The other day I wrote about how the Padres might handle international amateur free agency over the next few years, unable to sign any players for more than $300,000. Then MadFriars, over on Reddit, made an interesting point that I’d overlooked. In their words:
Players from Mexico are generally signed directly from Mexican League teams, and so those teams require a rights fee for letting one of their players go to a major-league club. According to an older article by Ben Badler, only the portion paid to the player is considered as the actual signing bonus. So, as MadFriars notes, it’d be possible for the Padres to sign an international amateur from Mexico for somewhere in the neighborhood of $1.2 million, with $900,000 going to the Mexican League team and the other $300,000 to the player. Badler confirmed as much yesterday.
This is, to say the least, an interesting development, since we thought that the Padres would be limited to $300,000-and-under talent for two years.
It’s clear that the Padres already have some inroads in Mexico. Outfielder Tirso Ornelas was signed for $1.5 million last year from the Mexico City Red Devils. Badler notes:
The Padres have a good relationship with that club, as Alfredo Harp Helu, who owns the Red Devils, is an investor in the Padres’ ownership group.
They also signed outfielder Agustin Ruiz and pitchers Martin Carrasco and Duilio Ochoa in 2016. Further, the Padres most expensive international amateur signing in 2015 was Mexican right hander Andres Munoz, again from the Red Devils. Signed for $700,000, the Padres were only dinged for $175,000 for Munoz, at least as far as MLB is concerned. Luis Urias, too, was signed from Mexico, though that was back in 2013.

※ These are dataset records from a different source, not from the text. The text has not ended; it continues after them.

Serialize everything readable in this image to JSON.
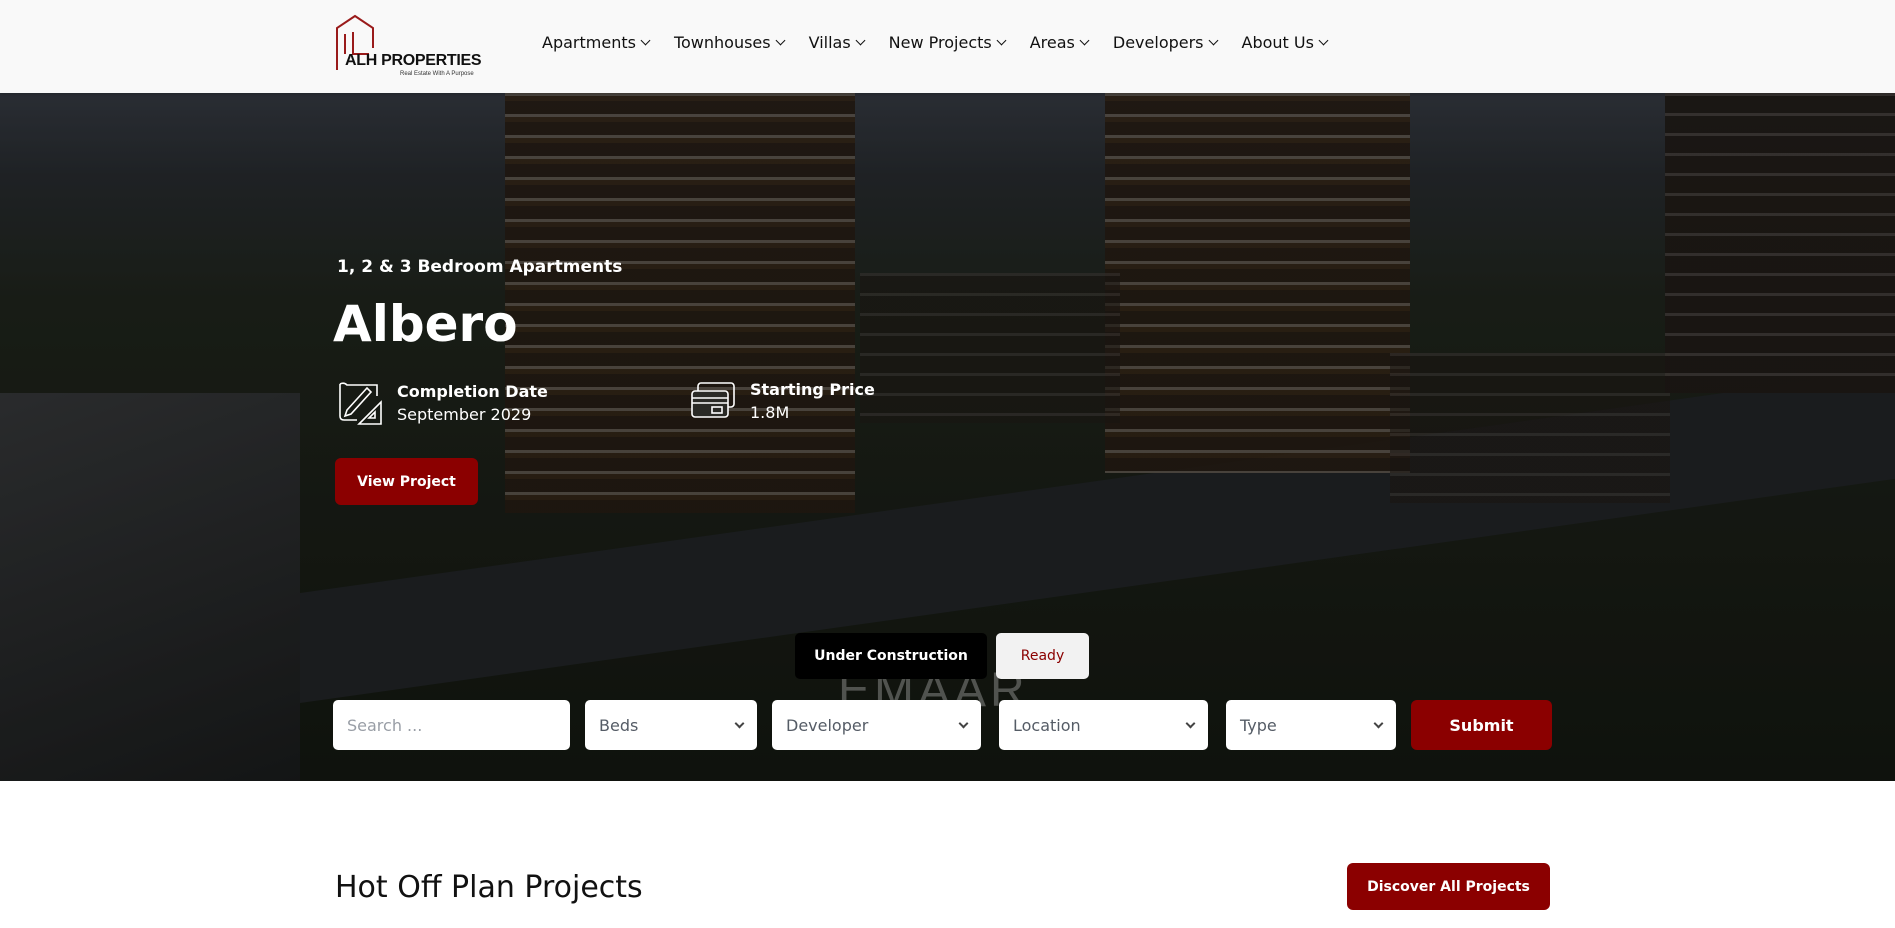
{
  "header": {
    "logo_name": "ALH PROPERTIES",
    "logo_tagline": "Real Estate With A Purpose",
    "nav": [
      {
        "label": "Apartments"
      },
      {
        "label": "Townhouses"
      },
      {
        "label": "Villas"
      },
      {
        "label": "New Projects"
      },
      {
        "label": "Areas"
      },
      {
        "label": "Developers"
      },
      {
        "label": "About Us"
      }
    ]
  },
  "hero": {
    "subtitle": "1, 2 & 3 Bedroom Apartments",
    "title": "Albero",
    "completion_label": "Completion Date",
    "completion_value": "September 2029",
    "price_label": "Starting Price",
    "price_value": "1.8M",
    "view_button": "View Project",
    "background_sign": "EMAAR"
  },
  "search": {
    "tabs": [
      {
        "label": "Under Construction",
        "active": true
      },
      {
        "label": "Ready",
        "active": false
      }
    ],
    "search_placeholder": "Search ...",
    "beds": "Beds",
    "developer": "Developer",
    "location": "Location",
    "type": "Type",
    "submit": "Submit"
  },
  "section": {
    "title": "Hot Off Plan Projects",
    "discover_button": "Discover All Projects"
  },
  "colors": {
    "accent": "#8b0000",
    "tab_active_bg": "#000000",
    "tab_inactive_bg": "#f2f2f2"
  }
}
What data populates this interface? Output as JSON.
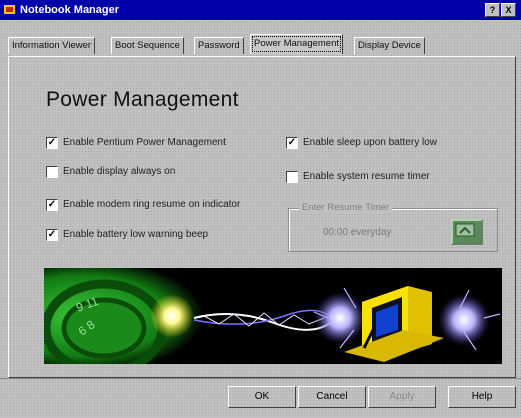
{
  "window": {
    "title": "Notebook Manager",
    "help_button": "?",
    "close_button": "X"
  },
  "tabs": [
    {
      "label": "Information Viewer",
      "active": false
    },
    {
      "label": "Boot Sequence",
      "active": false
    },
    {
      "label": "Password",
      "active": false
    },
    {
      "label": "Power Management",
      "active": true
    },
    {
      "label": "Display Device",
      "active": false
    }
  ],
  "page": {
    "heading": "Power Management"
  },
  "options": {
    "enable_power_mgmt": {
      "label": "Enable Pentium Power Management",
      "checked": true
    },
    "display_always_on": {
      "label": "Enable display always on",
      "checked": false
    },
    "modem_ring_resume": {
      "label": "Enable modem ring resume on indicator",
      "checked": true
    },
    "battery_low_beep": {
      "label": "Enable battery low warning beep",
      "checked": true
    },
    "sleep_battery_low": {
      "label": "Enable sleep upon battery low",
      "checked": true
    },
    "resume_timer": {
      "label": "Enable system resume timer",
      "checked": false
    }
  },
  "resume_timer_group": {
    "title": "Enter Resume Timer",
    "value": "00:00 everyday"
  },
  "buttons": {
    "ok": "OK",
    "cancel": "Cancel",
    "apply": "Apply",
    "help": "Help"
  },
  "colors": {
    "titlebar": "#0000a8",
    "banner_green": "#1f9a1f",
    "monitor_yellow": "#f0d000"
  }
}
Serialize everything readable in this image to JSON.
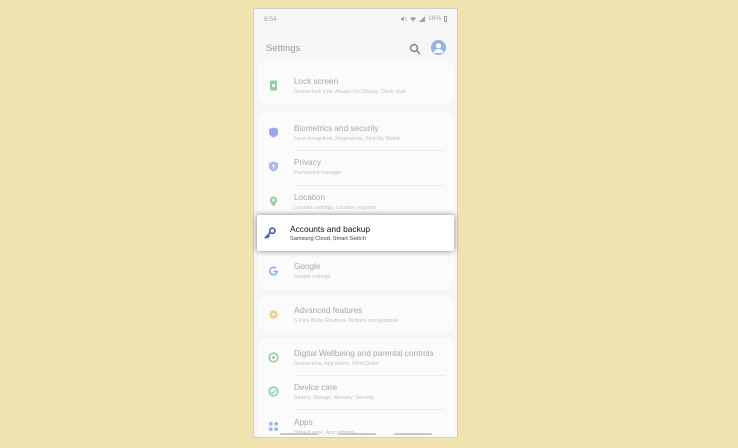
{
  "status_bar": {
    "time": "9:54",
    "battery": "16%"
  },
  "header": {
    "title": "Settings"
  },
  "colors": {
    "background": "#efe3b0",
    "highlight": "#ffffff",
    "accent": "#8fb5ea"
  },
  "items": [
    {
      "title": "Lock screen",
      "subtitle": "Screen lock type, Always On Display, Clock style",
      "icon": "lock-screen-icon"
    },
    {
      "title": "Biometrics and security",
      "subtitle": "Face recognition, Fingerprints, Find My Mobile",
      "icon": "shield-icon"
    },
    {
      "title": "Privacy",
      "subtitle": "Permission manager",
      "icon": "privacy-shield-icon"
    },
    {
      "title": "Location",
      "subtitle": "Location settings, Location requests",
      "icon": "location-pin-icon"
    },
    {
      "title": "Accounts and backup",
      "subtitle": "Samsung Cloud, Smart Switch",
      "icon": "key-icon"
    },
    {
      "title": "Google",
      "subtitle": "Google settings",
      "icon": "google-icon"
    },
    {
      "title": "Advanced features",
      "subtitle": "S Pen, Bixby Routines, Motions and gestures",
      "icon": "gear-plus-icon"
    },
    {
      "title": "Digital Wellbeing and parental controls",
      "subtitle": "Screen time, App timers, Wind Down",
      "icon": "wellbeing-icon"
    },
    {
      "title": "Device care",
      "subtitle": "Battery, Storage, Memory, Security",
      "icon": "device-care-icon"
    },
    {
      "title": "Apps",
      "subtitle": "Default apps, App settings",
      "icon": "apps-grid-icon"
    }
  ]
}
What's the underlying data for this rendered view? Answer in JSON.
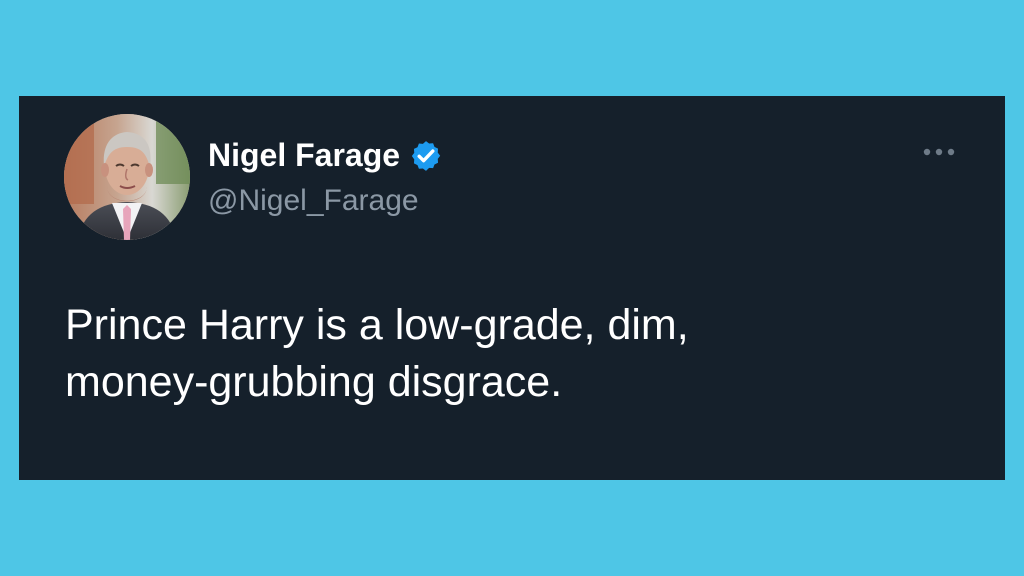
{
  "tweet": {
    "author": {
      "display_name": "Nigel Farage",
      "handle": "@Nigel_Farage",
      "verified": true,
      "avatar_icon": "profile-photo"
    },
    "text_lines": [
      "Prince Harry is a low-grade, dim,",
      "money-grubbing disgrace."
    ],
    "menu_icon": "more-options-icon"
  },
  "colors": {
    "page_background": "#4ec6e6",
    "card_background": "#15202b",
    "primary_text": "#ffffff",
    "secondary_text": "#8b98a5",
    "verified_blue": "#1d9bf0"
  }
}
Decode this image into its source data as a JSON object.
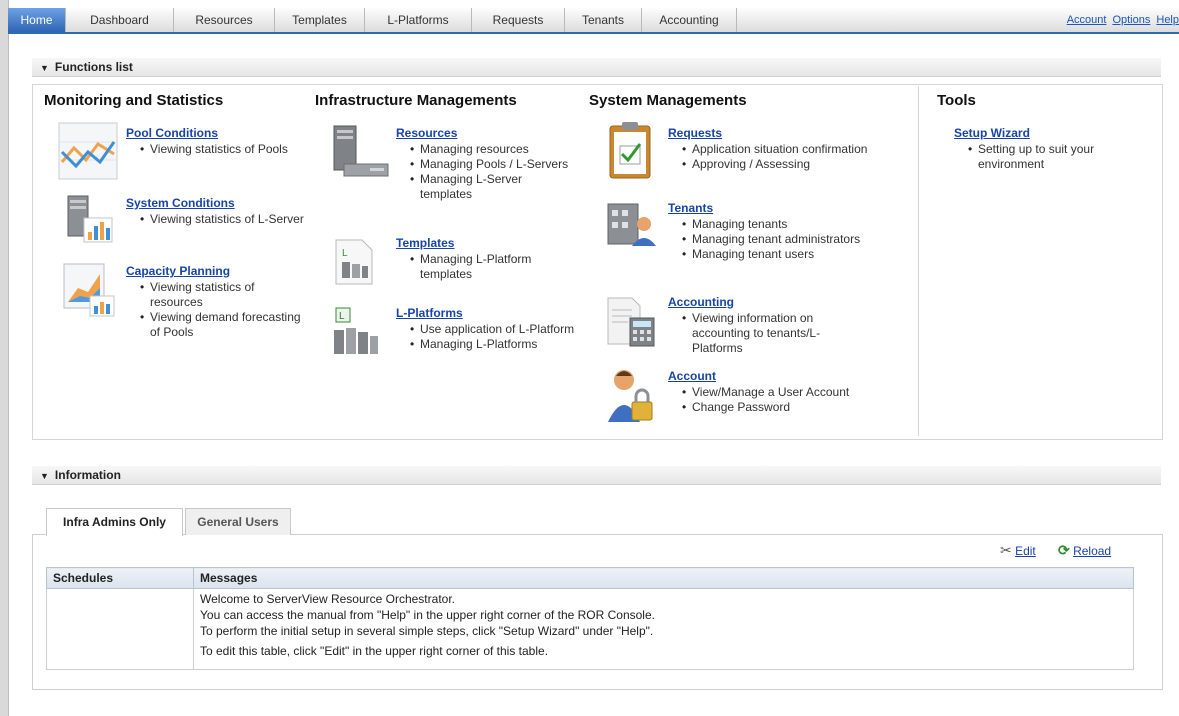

If the Padres are as smart internationally as we think they are (they are, we’re pretty sure), they’ve likely already been heavily scouting Mexico for higher profile players they can sign come July 2. It wouldn’t be surprising if the Padres invested in a slew of good Mexican prospects this summer to supplement the talent from the more traditional J-2 countries of the Dominican Republic and Venezuela.
While a player from Mexico who signs for $1 million can’t necessarily be directly compared to a player from the Dominican Republic who signs for $1 million (with the rights fee being a majority of the total figure), it’s also likely that the rights fee is suppressing the bonus that’s being paid directly to the player. So, for example, Munoz probably wouldn’t fetch $700,000 on the open market, but he’s also worth more than the $175,000 that counted against the Padres bonus pool. Maybe he’d cost $400,000 or $500,000 in a market without rights fees. In other words, these players from Mexico are possibly better than your typical $300,000-and-under prospect.
Using this loophole in the international amateur rules, the Padres might be able to add a bunch of Munoz/Ornelas type players by focusing more of their scouting resources in Mexico. With close connections to at least one Mexican League team, it’ll be interesting to watch this angle develop over the summer.